「信州ぷ組」組長の土肥寛幸です。「ぷ組」ホームページへようこそ。

「信州ぷ組」は、正式な組織としては平成26年で4年目に入りましたが、ゆるやかなつながりとしての活動は、すでに10年を数えます。

私たちは、「新規就農の経験者だからこそできる、新規就農者の支援活動」を積極的に行なっています。そこで、私たちは何を「支援」しているのでしょうか。もちろん、新規就農の達成を支援しているのですが、そもそも、何のために人は新規就農を目指すのでしょう。

ここでは、それを紐解いてみたいと思います。そこから、「信州ぷ組」が本当に支援すべきものが見えてくると思うからです。

20090706161934なぜ、人は新規就農を目指すのか。
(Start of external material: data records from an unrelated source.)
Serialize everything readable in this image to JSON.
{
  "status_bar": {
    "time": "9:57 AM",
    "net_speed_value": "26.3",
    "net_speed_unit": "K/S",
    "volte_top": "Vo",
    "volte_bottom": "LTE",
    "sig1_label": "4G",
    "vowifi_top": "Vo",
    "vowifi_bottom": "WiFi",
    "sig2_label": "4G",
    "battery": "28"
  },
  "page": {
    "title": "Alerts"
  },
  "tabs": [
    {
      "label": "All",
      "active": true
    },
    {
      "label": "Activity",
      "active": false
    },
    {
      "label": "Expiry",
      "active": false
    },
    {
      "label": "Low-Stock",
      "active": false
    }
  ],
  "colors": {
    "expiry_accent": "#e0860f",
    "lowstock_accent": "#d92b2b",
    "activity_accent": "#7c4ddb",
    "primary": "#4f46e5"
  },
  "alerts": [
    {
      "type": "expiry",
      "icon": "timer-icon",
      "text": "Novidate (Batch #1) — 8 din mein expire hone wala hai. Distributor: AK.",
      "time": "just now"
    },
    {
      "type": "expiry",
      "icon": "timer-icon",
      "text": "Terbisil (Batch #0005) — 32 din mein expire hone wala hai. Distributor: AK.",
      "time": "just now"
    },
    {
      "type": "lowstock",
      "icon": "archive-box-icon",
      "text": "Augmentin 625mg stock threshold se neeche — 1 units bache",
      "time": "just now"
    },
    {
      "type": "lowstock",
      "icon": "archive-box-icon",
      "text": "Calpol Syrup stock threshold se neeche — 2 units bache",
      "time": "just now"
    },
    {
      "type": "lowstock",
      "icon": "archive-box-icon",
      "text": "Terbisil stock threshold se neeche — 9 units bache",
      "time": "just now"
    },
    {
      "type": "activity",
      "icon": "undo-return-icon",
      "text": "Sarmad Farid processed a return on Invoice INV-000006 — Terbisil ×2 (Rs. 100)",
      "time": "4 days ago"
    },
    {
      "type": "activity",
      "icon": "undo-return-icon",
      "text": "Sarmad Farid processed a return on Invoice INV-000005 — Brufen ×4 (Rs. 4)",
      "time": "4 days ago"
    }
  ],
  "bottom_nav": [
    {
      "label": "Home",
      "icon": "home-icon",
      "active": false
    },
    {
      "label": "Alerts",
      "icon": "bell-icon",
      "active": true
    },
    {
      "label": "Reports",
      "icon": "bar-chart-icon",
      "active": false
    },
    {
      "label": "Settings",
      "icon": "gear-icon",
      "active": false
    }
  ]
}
幸せな人生を送りたいため、でしょうか。

「幸せ」ってなんだろう、という問いはあまりにも抽象的ですが、これだけは言えるのではないでしょうか。

「幸せな人生とは、自ら納得がいく人生、自ら受け入れることができる人生である」、と。

そして、その上で大切なものが、「自立」した生き方だと思うのです。

では、「自立」とは何でしょうか。

それは、「自分で考え、自分で判断し、自分で行動し、その責任を全うする」ことだと思います。

新規就農を目指す多くの人たちが、都会での実感に欠ける人生に疑問を持っていました。

20110212094058自分のことが自分で決められない。組織の判断に支配される。自分の努力がダイレクトに自分に返ってこない。自分の時間が確保できない。自分の仕事に熱くなれないーーー。

新規就農者の中には、都会での仕事をそのまま続けていれば一定の収入と安定した生活を送れていた者も少なくありません。

そんな彼らが、厳しい道と知りながらあえて新規就農を選んだのは、「自立」する環境を得るためではないでしょうか。

「自立」と言っても、農村での生活は自分勝手が許されるわけではありません。たいていの場合、人間関係は都会よりも密になりますし、より高い協調性が求められることもあります。

それでも、農業という仕事は、本当に自分次第です。時間も、収入も、自分に必要な分を自分で決めることが可能です。もちろん、それはあくまでも可能、ということであって、必ずしもそうなるとは限りませんが(特に収入面は 笑)。

農家は、個人事業主です。自分の道は、自分で決めるのです。

20110212094330言葉は「就農」ですが、実際には「起農」です。就職の「就」ではなく、起業の「起」です。新規就農とは、新規事業の立ち上げにほかなりません。

「信州ぷ組」は、新規就農者の「自立」を支援しています。

私たちは毎年20回以上の勉強会を開催していますが、そこで分かったことは、百の畑があれば、百通りの土づくりの方法が存在することです。農法は、畑の数だけあるのです。

ですから、勉強会の中に答えはありません。答えは現場にあります。現場の数だけ、答えもあるのです。

私たちは、土壌診断、植物生理、農業生物学などの知識をツールとして使いこなしつつ、自分の現場なりの答えを自分で見つけ出すしかありません。それは、農業経営においてもまったく同じです。

私が進むべき道は何か。私は、何がしたいのか。私は今、どうすべきなのか。どういう思いが、そこにはあるのか。

答えは、常に自分の中にあります。自分自身と対話を続けながら、自らその答えを見つけ出すしかないのです。

20100619060008私たちは、助けてもらうことを当たり前と考えている方には、決して手を貸しません。それは、その人自身のためでもあります。

信州ぷ組が勉強会を通じて目指しているのは、「自ら考える力をつける」ことです。

「自立」するためには、考える力をつけながら、自分で考え続けなければなりません。自ら考える力をつけること。それがすなわち、経営者になることだと思うのです。

組員全員が自立を果たし、それぞれに幸せな人生を送ること。

それが、私の願いです。

20090921142343農業者それぞれが自己実現を果たし、人生を充実させることができる。目を輝かせて、目の前の農業に取り組むことができる。

そんな大人たちの背中を見たら、子供たちはどう思うでしょう。

農業者、それぞれの個としての人生の充実。

それが、この業界の発展につながると私は信じています。